Deb and Mom, Jean (left side, seated) enjoying Elvis

The last big gathering at Homeland Center before COVID-19 changed everything was a sock hop featuring a performance from the lively Elvis Presley tribute artist Dennis Heckard. He recognized resident Jean Brinser, a neighbor from Newport, and lavished her with attention.

Jean’s daughter, Deborah Brinser McDivitt, said her mother was delighted.

“She told me that if she knew he was going to be so nice to her, she’d have worn her wig!” Deb says with a laugh.

The story of Deb Brinser McDivitt is a Mother’s Day tale of three generations finding security and fulfillment at Homeland. Deb’s grandmother was a Homeland resident in her final years, and today, her mother lives in Homeland’s skilled care.

Deb serves on the Homeland Center Board of Managers, the unique group whose roots date to the 18 women who founded Homeland as a haven for widows and orphans in post-Civil War Harrisburg. Today, the all-volunteer, all-female Board of Managers retains Homeland’s renowned home-like feel by maintaining the elegant décor and hosting parties, including the Elvis-themed bash and an equally popular Casino Night.

Deb’s acquaintance with Homeland started when her grandmother was 94 and required nursing care after a fall. Visiting local facilities, Deb saw places where care was lacking. But at Homeland, she was impressed. She also knew that her very particular neighbors had loved ones in Homeland and were happy with the attention they received.

For the next two years, Deb witnessed the Homeland staff interacting as a team and responding to the needs of residents. Her grandmother loved the food – and more.

“She said to me that it feels like home,” says Deb. “They were so kind and so loving but always respectful.”

In 2014, Deb retired from her position as director of finance for the Administrative Office of Pennsylvania Courts.
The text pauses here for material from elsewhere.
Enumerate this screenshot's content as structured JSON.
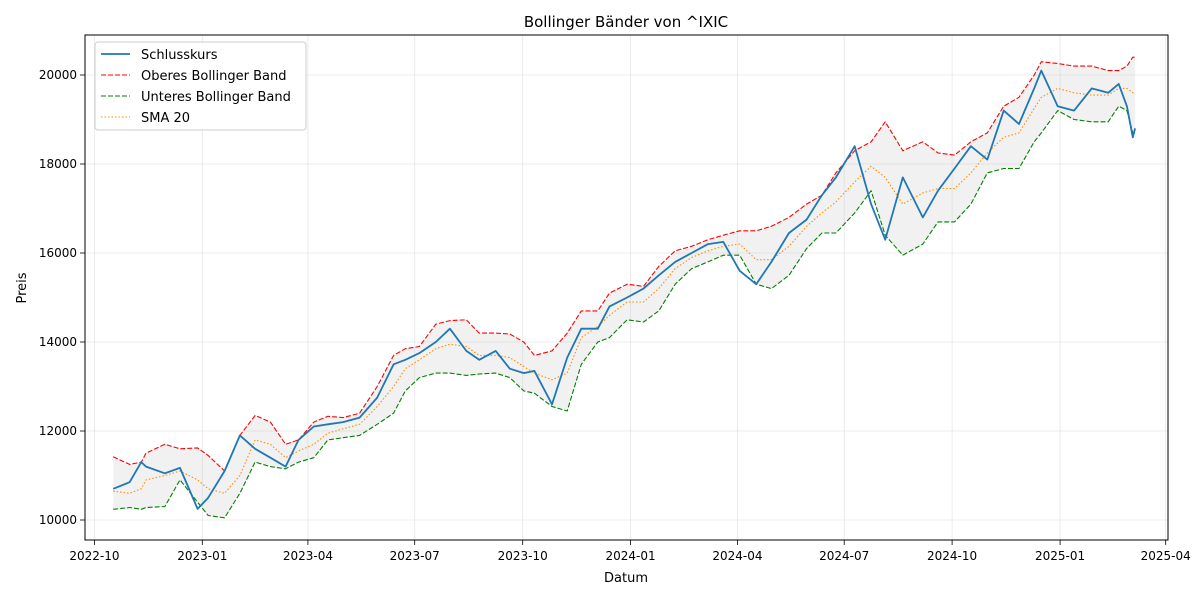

Later, she mentioned to a member of the Board of Managers that her bucket list included helping Homeland, an organization that impressed her.
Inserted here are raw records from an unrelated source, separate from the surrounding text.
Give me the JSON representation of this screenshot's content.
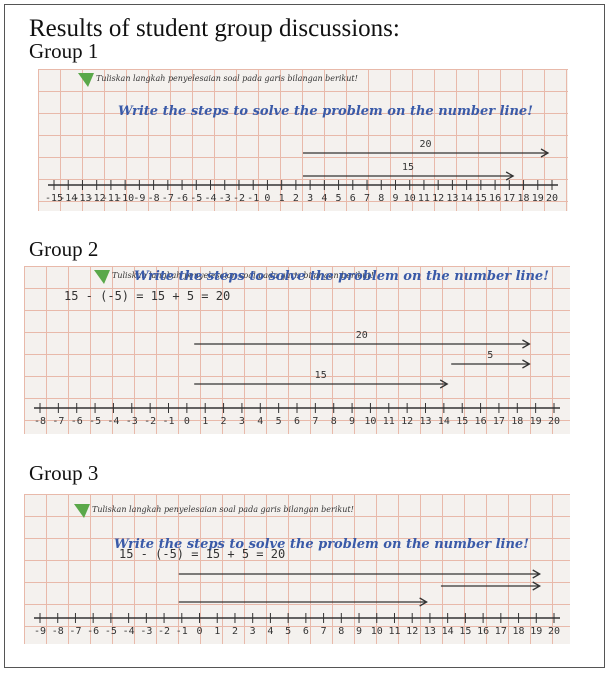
{
  "header": {
    "title": "Results of student group discussions:"
  },
  "groups": [
    {
      "label": "Group 1",
      "worksheet": {
        "instruction_id": "Tuliskan langkah penyelesaian soal pada garis bilangan berikut!",
        "instruction_en": "Write the steps to solve the problem on the number line!",
        "arrow_labels": [
          "20",
          "15"
        ],
        "number_line": [
          -15,
          -14,
          -13,
          -12,
          -11,
          -10,
          -9,
          -8,
          -7,
          -6,
          -5,
          -4,
          -3,
          -2,
          -1,
          0,
          1,
          2,
          3,
          4,
          5,
          6,
          7,
          8,
          9,
          10,
          11,
          12,
          13,
          14,
          15,
          16,
          17,
          18,
          19,
          20
        ]
      }
    },
    {
      "label": "Group 2",
      "worksheet": {
        "instruction_id": "Tuliskan langkah penyelesaian soal pada garis bilangan berikut!",
        "instruction_en": "Write the steps to solve the problem on the number line!",
        "equation": "15 - (-5) = 15 + 5 = 20",
        "arrow_labels": [
          "20",
          "5",
          "15"
        ],
        "number_line": [
          -8,
          -7,
          -6,
          -5,
          -4,
          -3,
          -2,
          -1,
          0,
          1,
          2,
          3,
          4,
          5,
          6,
          7,
          8,
          9,
          10,
          11,
          12,
          13,
          14,
          15,
          16,
          17,
          18,
          19,
          20
        ]
      }
    },
    {
      "label": "Group 3",
      "worksheet": {
        "instruction_id": "Tuliskan langkah penyelesaian soal pada garis bilangan berikut!",
        "instruction_en": "Write the steps to solve the problem on the number line!",
        "equation": "15 - (-5) = 15 + 5 = 20",
        "number_line": [
          -9,
          -8,
          -7,
          -6,
          -5,
          -4,
          -3,
          -2,
          -1,
          0,
          1,
          2,
          3,
          4,
          5,
          6,
          7,
          8,
          9,
          10,
          11,
          12,
          13,
          14,
          15,
          16,
          17,
          18,
          19,
          20
        ]
      }
    }
  ]
}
The invitation to join the Board of Managers felt like fate. Deb’s career background included time as a CPA and about 10 years with the former Pennsylvania Department of Public Welfare in a financial capacity, so she feels comfortable discussing the issues surrounding Medicare, Medicaid, and finances critical to assuring Homeland’s quality of care. She sits on the board’s long-range planning committee and chaired the nominating committee.

“You learn how to work with people,” she says. “You learn how to head up projects. You learn how to communicate.”
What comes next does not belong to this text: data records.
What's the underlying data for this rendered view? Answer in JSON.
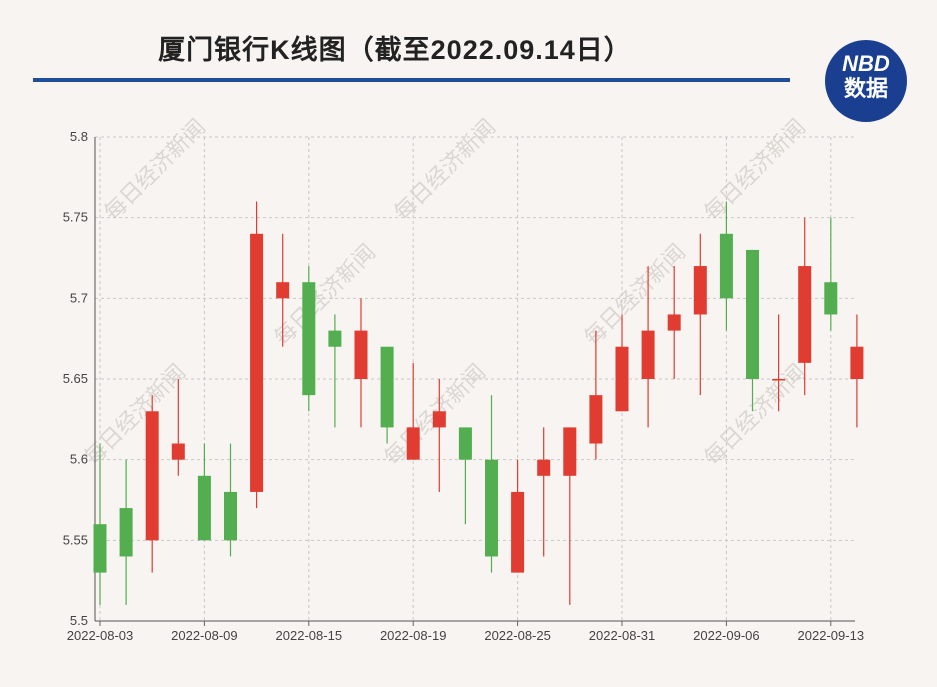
{
  "title": "厦门银行K线图（截至2022.09.14日）",
  "logo": {
    "line1": "NBD",
    "line2": "数据"
  },
  "watermark": "每日经济新闻",
  "colors": {
    "up": "#e03c31",
    "down": "#52ae4f",
    "grid": "#c8c8c8",
    "rule": "#1f4e99"
  },
  "chart_data": {
    "type": "candlestick",
    "title": "厦门银行K线图（截至2022.09.14日）",
    "ylim": [
      5.5,
      5.8
    ],
    "yticks": [
      "5.5",
      "5.55",
      "5.6",
      "5.65",
      "5.7",
      "5.75",
      "5.8"
    ],
    "xtick_labels": [
      "2022-08-03",
      "2022-08-09",
      "2022-08-15",
      "2022-08-19",
      "2022-08-25",
      "2022-08-31",
      "2022-09-06",
      "2022-09-13"
    ],
    "xtick_indices": [
      0,
      4,
      8,
      12,
      16,
      20,
      24,
      28
    ],
    "grid": true,
    "candles": [
      {
        "o": 5.56,
        "c": 5.53,
        "h": 5.61,
        "l": 5.51
      },
      {
        "o": 5.57,
        "c": 5.54,
        "h": 5.6,
        "l": 5.51
      },
      {
        "o": 5.55,
        "c": 5.63,
        "h": 5.64,
        "l": 5.53
      },
      {
        "o": 5.6,
        "c": 5.61,
        "h": 5.65,
        "l": 5.59
      },
      {
        "o": 5.59,
        "c": 5.55,
        "h": 5.61,
        "l": 5.55
      },
      {
        "o": 5.58,
        "c": 5.55,
        "h": 5.61,
        "l": 5.54
      },
      {
        "o": 5.58,
        "c": 5.74,
        "h": 5.76,
        "l": 5.57
      },
      {
        "o": 5.7,
        "c": 5.71,
        "h": 5.74,
        "l": 5.67
      },
      {
        "o": 5.71,
        "c": 5.64,
        "h": 5.72,
        "l": 5.63
      },
      {
        "o": 5.68,
        "c": 5.67,
        "h": 5.69,
        "l": 5.62
      },
      {
        "o": 5.65,
        "c": 5.68,
        "h": 5.7,
        "l": 5.62
      },
      {
        "o": 5.67,
        "c": 5.62,
        "h": 5.67,
        "l": 5.61
      },
      {
        "o": 5.6,
        "c": 5.62,
        "h": 5.66,
        "l": 5.6
      },
      {
        "o": 5.62,
        "c": 5.63,
        "h": 5.65,
        "l": 5.58
      },
      {
        "o": 5.62,
        "c": 5.6,
        "h": 5.62,
        "l": 5.56
      },
      {
        "o": 5.6,
        "c": 5.54,
        "h": 5.64,
        "l": 5.53
      },
      {
        "o": 5.53,
        "c": 5.58,
        "h": 5.6,
        "l": 5.53
      },
      {
        "o": 5.59,
        "c": 5.6,
        "h": 5.62,
        "l": 5.54
      },
      {
        "o": 5.59,
        "c": 5.62,
        "h": 5.62,
        "l": 5.51
      },
      {
        "o": 5.61,
        "c": 5.64,
        "h": 5.68,
        "l": 5.6
      },
      {
        "o": 5.63,
        "c": 5.67,
        "h": 5.69,
        "l": 5.63
      },
      {
        "o": 5.65,
        "c": 5.68,
        "h": 5.72,
        "l": 5.62
      },
      {
        "o": 5.68,
        "c": 5.69,
        "h": 5.72,
        "l": 5.65
      },
      {
        "o": 5.69,
        "c": 5.72,
        "h": 5.74,
        "l": 5.64
      },
      {
        "o": 5.74,
        "c": 5.7,
        "h": 5.76,
        "l": 5.68
      },
      {
        "o": 5.73,
        "c": 5.65,
        "h": 5.73,
        "l": 5.63
      },
      {
        "o": 5.65,
        "c": 5.65,
        "h": 5.69,
        "l": 5.63
      },
      {
        "o": 5.66,
        "c": 5.72,
        "h": 5.75,
        "l": 5.64
      },
      {
        "o": 5.71,
        "c": 5.69,
        "h": 5.75,
        "l": 5.68
      },
      {
        "o": 5.65,
        "c": 5.67,
        "h": 5.69,
        "l": 5.62
      }
    ]
  }
}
As she winds down her second of two three-year terms, Deb looks back on the Board of Managers’ bazaars, bake sales, and legendary spring and summer parties. All designed to uplift residents and sustain the atmosphere that Deb’s grandmother loved and that her mother now enjoys.

“I never doubted my mother would receive excellent care at Homeland,” she says. “They’ve treated her so well. I couldn’t ask for better care. It’s a five-star facility. That’s the reason I wanted her here. Everyone has gone out of their way to make sure she’s comfortable.”

Deb and her husband of 35 years, J. Gary McDivitt, are seasoned travelers who have been around the United States and Europe. They have cruised the Rhine and Danube rivers, toured Ireland and taken a trip to Prague, Vienna, and Budapest.

Around 2007, they built a beach house in Lewes, Delaware, that Deb’s mother liked as well. Jean Brinser was a woman ahead of her time – fiercely independent and a groundbreaking high school business teacher.

“She loved going to the beach,” Deb says. “She liked to go out to eat. It was a nice little getaway for her.”

Today, Deb loves visiting her mother at Homeland and, as a Board of Managers member, talking to all the residents.

“They have such interesting stories,” she says. “You hear about their lifestyles and what their lives have been like and their experiences. People come in from different places. It’s been a terrific experience, as a board member and as somebody who has a family member there.”